Validation of ALPSpot assay: To validate the ALPSpot assay sensitivity, RT-PCR was confirmed, and cell culture-isolated virus stocks were tested in an ALPSpot titration assay along with TCID50 virus titration. ALPSpot titers were obtained and statistically compared to the TCID50 titer results to determine the ALPSpot assay sensitivity. For this purpose, fecal samples were briefly diluted in PBS (1:10 v:v) and clarified in a centrifuge at 10,000 × g for 30 min. The upper-clear phase was filter-sterilized (0.22 μm) and equally mixed with M199 cell media supplemented with 2X antibiotics. Virus cultivation was carried out as described above in MA-104 permissive cells with at least three blind passages (P0 to P3). Cell culture supernatants were harvested from each passage and tested using an ELISA to confirm virus propagation and isolation. The collected supernatants were molecularly confirmed with RT-PCR as described in this study. Cell culture-isolated BRV stocks were kept at -80°C for ALPSpot validation experiments, and virus titers were obtained both from TCID50 and ALPSpot assays.

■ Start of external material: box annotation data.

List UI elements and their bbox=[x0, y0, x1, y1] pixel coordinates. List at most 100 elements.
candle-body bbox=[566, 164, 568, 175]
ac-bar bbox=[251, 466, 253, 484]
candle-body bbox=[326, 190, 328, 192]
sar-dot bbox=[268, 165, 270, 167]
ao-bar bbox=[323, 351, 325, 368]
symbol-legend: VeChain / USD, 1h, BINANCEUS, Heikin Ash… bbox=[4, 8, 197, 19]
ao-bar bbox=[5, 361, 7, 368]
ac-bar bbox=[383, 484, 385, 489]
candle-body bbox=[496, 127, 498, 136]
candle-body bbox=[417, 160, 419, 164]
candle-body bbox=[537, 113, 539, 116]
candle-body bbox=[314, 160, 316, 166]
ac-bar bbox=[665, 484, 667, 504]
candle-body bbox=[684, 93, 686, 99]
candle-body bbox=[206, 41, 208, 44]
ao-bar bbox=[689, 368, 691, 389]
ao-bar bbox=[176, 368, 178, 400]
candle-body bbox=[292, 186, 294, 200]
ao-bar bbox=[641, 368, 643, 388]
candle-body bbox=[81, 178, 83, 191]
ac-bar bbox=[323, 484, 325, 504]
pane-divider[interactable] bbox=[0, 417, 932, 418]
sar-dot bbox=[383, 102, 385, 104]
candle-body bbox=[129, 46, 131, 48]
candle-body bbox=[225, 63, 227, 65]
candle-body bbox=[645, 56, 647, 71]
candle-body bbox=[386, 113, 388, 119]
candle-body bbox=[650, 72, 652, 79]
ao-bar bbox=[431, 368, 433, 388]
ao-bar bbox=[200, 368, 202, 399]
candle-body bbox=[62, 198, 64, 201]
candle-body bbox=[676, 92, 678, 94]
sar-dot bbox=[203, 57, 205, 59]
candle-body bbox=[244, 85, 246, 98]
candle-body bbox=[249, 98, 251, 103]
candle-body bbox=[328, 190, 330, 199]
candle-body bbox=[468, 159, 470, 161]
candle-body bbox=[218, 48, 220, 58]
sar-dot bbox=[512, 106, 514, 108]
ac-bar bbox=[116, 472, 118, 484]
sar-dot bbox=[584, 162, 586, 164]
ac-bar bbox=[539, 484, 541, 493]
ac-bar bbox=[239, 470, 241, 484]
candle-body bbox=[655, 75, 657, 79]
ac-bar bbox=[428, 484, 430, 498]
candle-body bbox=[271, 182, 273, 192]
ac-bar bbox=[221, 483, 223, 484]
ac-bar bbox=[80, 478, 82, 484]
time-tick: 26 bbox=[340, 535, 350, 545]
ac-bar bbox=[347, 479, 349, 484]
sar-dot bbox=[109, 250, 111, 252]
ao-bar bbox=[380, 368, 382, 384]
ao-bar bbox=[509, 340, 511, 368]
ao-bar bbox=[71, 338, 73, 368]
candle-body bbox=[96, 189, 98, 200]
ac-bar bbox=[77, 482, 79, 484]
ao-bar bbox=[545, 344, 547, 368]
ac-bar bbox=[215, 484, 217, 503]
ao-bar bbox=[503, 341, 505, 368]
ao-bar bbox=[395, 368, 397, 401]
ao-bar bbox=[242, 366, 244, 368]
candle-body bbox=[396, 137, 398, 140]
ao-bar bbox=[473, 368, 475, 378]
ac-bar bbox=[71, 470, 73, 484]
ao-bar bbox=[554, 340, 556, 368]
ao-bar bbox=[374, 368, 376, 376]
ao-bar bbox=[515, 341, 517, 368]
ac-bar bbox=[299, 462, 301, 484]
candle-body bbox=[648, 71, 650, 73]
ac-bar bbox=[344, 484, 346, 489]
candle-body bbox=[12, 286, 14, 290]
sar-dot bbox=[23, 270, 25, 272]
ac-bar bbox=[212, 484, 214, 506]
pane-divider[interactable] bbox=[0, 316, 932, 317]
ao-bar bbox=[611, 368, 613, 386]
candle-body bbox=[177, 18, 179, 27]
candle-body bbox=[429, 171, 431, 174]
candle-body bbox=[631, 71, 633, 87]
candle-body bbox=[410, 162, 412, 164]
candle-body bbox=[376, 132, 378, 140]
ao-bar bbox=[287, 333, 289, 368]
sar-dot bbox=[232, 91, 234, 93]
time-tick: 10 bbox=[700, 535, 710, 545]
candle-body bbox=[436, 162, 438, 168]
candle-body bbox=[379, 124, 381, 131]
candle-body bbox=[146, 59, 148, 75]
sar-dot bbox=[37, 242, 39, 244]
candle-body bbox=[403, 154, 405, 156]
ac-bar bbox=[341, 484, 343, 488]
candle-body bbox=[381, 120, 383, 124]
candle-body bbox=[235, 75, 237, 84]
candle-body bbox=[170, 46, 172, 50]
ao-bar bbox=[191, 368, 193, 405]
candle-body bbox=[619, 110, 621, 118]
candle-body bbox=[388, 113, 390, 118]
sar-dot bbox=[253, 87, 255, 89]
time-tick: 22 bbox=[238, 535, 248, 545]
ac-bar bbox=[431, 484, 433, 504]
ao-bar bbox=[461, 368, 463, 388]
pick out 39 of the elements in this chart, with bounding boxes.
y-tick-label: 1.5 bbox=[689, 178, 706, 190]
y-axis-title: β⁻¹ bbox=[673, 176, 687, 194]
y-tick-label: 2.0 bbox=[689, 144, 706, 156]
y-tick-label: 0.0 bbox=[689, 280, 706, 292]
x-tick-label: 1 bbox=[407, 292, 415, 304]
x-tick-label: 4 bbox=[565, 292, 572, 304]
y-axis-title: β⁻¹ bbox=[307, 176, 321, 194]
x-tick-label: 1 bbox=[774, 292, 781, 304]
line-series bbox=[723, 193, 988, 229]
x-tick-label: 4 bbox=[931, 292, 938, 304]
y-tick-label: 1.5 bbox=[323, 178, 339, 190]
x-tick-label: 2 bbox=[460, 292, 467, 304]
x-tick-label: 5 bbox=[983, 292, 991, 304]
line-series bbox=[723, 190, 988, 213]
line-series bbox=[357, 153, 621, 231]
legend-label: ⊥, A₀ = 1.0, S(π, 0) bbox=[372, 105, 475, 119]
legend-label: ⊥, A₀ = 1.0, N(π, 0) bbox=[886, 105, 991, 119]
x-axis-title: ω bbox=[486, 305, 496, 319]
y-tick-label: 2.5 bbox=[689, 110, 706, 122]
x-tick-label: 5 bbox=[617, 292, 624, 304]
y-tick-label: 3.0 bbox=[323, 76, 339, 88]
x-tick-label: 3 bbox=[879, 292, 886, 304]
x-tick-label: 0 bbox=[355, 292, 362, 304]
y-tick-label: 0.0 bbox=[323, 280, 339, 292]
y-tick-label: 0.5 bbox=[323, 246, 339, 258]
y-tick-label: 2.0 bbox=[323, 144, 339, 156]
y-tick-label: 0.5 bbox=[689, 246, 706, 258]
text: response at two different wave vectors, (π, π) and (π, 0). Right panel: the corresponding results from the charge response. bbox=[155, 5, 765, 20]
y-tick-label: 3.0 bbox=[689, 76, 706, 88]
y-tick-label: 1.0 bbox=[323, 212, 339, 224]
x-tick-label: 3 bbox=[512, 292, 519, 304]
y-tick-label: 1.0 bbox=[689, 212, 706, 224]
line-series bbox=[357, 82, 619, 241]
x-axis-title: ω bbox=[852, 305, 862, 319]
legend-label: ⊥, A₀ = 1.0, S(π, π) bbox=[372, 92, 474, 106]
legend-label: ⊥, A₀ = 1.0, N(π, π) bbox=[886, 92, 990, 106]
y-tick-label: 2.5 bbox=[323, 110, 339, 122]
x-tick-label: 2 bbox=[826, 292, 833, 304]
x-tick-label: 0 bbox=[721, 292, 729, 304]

Statistical analysis: Linear regression analysis was used to determine the correlation efficiency of the newly developed ALPSpot titer range of viral stocks by comparing it with the TCID50 titer for the accuracy of the assay. The correlation matrix of the linear regression analysis and graphical outputs were obtained by GraphPad software (GraphPad PRISM 7.0; La Jolla, CA). To visualize the ELISA results, OD values were obtained using a spectrophotometer set at 450 nm and assigned in grouped table format columns using GraphPad PRISM. To compare ALPSpot assay with TCID50 method, a non-parametric Wilcoxon two-sample paired rank test was performed for not normally distributed titer data (22) using GraphPad software (n=7). The significance level was considered as p<0.05 for all analyzes. To obtain TCID50 titers, a tabulated Excel TCID50 calculator based on the Spearman–Kärber method was used as defined and validated previously 23.